J'étendis la main et tâtonnai à l'aveuglette sur mon mur pour trouver l'interrupteur. L'ampoule se mit à briller comme un soleil éclairant la moindre parcelle de ma chambre. Je clignai plusieurs fois des paupières pour parer à cette soudaine luminosité et en même temps tenter de chasser le sommeil qui obscurcissait mes pensées comme un nuage récalcitrant.

Je fis un bond sur mon lit, tout à coup bien éveillée.

Aujourd'hui, nous étions jeudi. Jeudi, je commençais à 11h. Jeudi, j'avais deux heures de cours d'Art et de Dessin. Je n'avais ni mathématiques, ni philosophie, ni matière qui menacerait de griller mes neurones.
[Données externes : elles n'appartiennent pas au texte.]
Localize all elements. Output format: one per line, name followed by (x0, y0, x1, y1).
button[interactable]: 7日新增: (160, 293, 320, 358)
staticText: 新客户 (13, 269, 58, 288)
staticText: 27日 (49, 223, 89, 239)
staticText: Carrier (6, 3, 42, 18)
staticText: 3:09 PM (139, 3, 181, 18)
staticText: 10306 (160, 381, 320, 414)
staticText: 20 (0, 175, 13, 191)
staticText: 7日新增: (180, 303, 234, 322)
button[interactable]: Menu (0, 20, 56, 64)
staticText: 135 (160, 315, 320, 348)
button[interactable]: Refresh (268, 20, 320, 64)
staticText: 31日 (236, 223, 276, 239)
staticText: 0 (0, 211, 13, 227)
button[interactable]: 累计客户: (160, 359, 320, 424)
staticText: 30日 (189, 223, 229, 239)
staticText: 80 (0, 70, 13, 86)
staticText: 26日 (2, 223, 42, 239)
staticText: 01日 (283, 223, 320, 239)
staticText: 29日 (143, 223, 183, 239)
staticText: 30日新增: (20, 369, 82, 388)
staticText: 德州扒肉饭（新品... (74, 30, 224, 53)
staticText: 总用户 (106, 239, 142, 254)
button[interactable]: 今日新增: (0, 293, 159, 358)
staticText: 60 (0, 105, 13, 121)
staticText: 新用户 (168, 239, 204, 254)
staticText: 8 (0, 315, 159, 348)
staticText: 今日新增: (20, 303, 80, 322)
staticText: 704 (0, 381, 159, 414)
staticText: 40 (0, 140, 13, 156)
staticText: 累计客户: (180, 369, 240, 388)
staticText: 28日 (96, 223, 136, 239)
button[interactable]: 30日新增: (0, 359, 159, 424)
Et surtout, j'allais voir Théo.

Je m'étirai avec contentement et sentis mes cordes vocales vibrer dans ma gorge. Depuis que je m'étais mise à parler, ces organes que j'avais ignoré pendant si longtemps se mettait tout à coup à fonctionner tous seuls, sans que je ne leur en donne l'ordre. Lorsque je gémissais de bonheur en mangeant un fondant au chocolat de Mamou, lorsque j'acquiesçais à ce que quelqu'un me disait, lorsque je soulevais quelque chose de lourd, ma petite sœur par exemple. Jamais je n'avais proféré un son avant cela. Ou très rarement. Alors les multiples interventions de mes cordes vocales me faisaient encore une sensation étrange. Comme si je me rendais compte que j'étais capable d'émettre ce que les entendants appelaient un « son ».

Je jetai un regard au réveil. 7h20. C'est à cet instant précis que j'eus le déclic. Le rouage dans mon cerveau cliqueta si puissamment que je pus presque imaginer ce que cela aurait donné si j'étais capable d'entendre quoi que ce soit.

J'avais oublié de demander à maman si elle pouvait m'amener au tram à 10h, comme la semaine dernière. Avec l'incident du coiffeur et mon cerveau qui avait du mal à se connecter au réseau de la réalité depuis quelques jours, j'étais passée à côté de cette information essentielle. Si jamais elle était déjà partie, je l'avais dans l'os.

Je sortis de mon lit en rabattant violemment les couvertures, et manquai de m'écrouler sur le parquet en me prenant les pieds dans mes draps.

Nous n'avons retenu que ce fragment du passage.